Progressives adopt this work of 'instructing the ignorant' with vigor. They lobby and march, infiltrate and indoctrinate to get their messages to the unenlightened, and work to punish those who do not comply with their ideology. Those who are poorly catechized and who have given themselves over to the world find themselves to be easy targets for such secular 'instruction.' But who will do the work of the Church, that of instructing those ignorant in the faith, and bearing the brunt of pushback when doing the tough love work of admonishing the sinner? Many times, the need for instruction and admonition far outweighs the capacity of those going out into the mission field. Yet, we are still called, and shouldering the weight of that call of Christ may very well be our cross to bear. A joy and a privilege, yes. But demanding work as well.

When reading accounts of exorcists who do the Church's work of casting out demons in the name of Jesus, what strikes me is just how tiring it can be. The time and energy, the physical demands, and the overwhelming numbers of afflicted in relation to those able to help them--it's real work, and demanding work as well. But for those who are on the receiving end of such deliverance, the minister who has undertaken this work has literally saved their life, ransomed them from death, by the power of Christ.

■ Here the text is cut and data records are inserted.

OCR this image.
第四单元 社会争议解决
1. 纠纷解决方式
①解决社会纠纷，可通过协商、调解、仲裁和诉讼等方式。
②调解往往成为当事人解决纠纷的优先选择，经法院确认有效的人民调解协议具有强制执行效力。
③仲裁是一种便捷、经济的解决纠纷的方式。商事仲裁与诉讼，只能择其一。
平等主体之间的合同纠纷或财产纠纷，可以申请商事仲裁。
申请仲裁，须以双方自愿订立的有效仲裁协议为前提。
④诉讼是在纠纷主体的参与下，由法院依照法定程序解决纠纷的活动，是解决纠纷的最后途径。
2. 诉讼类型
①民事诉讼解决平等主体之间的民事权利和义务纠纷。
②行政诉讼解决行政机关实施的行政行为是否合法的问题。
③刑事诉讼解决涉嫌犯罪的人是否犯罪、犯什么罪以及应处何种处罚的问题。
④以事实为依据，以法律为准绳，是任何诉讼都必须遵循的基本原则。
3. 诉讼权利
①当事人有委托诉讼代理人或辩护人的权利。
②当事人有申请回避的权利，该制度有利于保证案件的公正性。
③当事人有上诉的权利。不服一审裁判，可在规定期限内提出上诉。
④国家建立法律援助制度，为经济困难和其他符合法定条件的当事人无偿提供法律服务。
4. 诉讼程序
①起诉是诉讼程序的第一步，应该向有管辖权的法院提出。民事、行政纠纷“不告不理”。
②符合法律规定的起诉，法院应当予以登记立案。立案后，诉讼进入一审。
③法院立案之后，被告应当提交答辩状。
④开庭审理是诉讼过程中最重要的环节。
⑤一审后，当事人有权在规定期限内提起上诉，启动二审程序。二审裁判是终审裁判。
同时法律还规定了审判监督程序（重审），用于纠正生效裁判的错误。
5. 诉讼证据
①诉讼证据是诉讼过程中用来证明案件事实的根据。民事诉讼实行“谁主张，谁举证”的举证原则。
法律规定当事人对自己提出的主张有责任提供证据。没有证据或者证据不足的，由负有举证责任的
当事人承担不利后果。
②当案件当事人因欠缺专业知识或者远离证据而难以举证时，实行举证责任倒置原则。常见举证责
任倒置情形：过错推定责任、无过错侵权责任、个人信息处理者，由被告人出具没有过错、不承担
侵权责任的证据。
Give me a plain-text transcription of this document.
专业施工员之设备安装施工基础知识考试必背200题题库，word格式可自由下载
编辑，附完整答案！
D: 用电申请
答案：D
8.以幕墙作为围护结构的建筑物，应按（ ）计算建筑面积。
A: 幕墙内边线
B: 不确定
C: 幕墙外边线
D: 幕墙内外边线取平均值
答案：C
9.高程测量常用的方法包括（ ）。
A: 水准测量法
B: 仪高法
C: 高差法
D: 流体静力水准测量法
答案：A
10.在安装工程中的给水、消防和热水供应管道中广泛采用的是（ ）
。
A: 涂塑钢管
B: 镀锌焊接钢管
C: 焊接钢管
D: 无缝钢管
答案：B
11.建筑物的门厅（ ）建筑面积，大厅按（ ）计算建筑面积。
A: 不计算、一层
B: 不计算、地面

If we don't speak the truth to those who need to hear it, who will? If we don't instruct those who know only the basics of faith and about the gift of salvation, who will? If we don't take the beating and the pushback from those whom we love when we call them out because of our love for them, who will?

I recently was in the position of feeling the need to instruct my father in the Faith concerning the nature of sin and the Church's teaching on Confession because of some erroneous beliefs. It's one thing when you are instructing strangers, but sometimes with our own family it can be very awkward. It was very uncomfortable for me, and I was very reluctant to do so. I literally had to pray hard about it and force myself to obey the urging of my conscience and write him. Because my house was generally in order, I was able to come at it from a place of love and concern, and not judgement or condemnation. But it still took an investment of time and effort and an uncertainty in how he would respond. Thankfully, he was open and grateful for the long email, and it was the kick he needed to get his own spiritual house in order that might not have happened otherwise.

You are the hands and feet of Christ, and hands and feet are made to work and march. Performing the Works of Mercy is our duty as Christians, even when it's a grind and we'd rather not by staying silent or by staying home. We work by grace, propelled by the Holy Spirit, and sustained by prayer. But it's called 'work' for a reason--it takes effort and sacrifice, and opens us up to pushback and disappointment as well. But like Paul, we should consider it a woe to us if we do not preach the gospel, since we are compelled by God to do it (1 Cor 9:16). We need to love our brothers and sisters, our families, and even those we have never met, enough to put ourselves out there an do the work Christ calls us to--the works of mercy.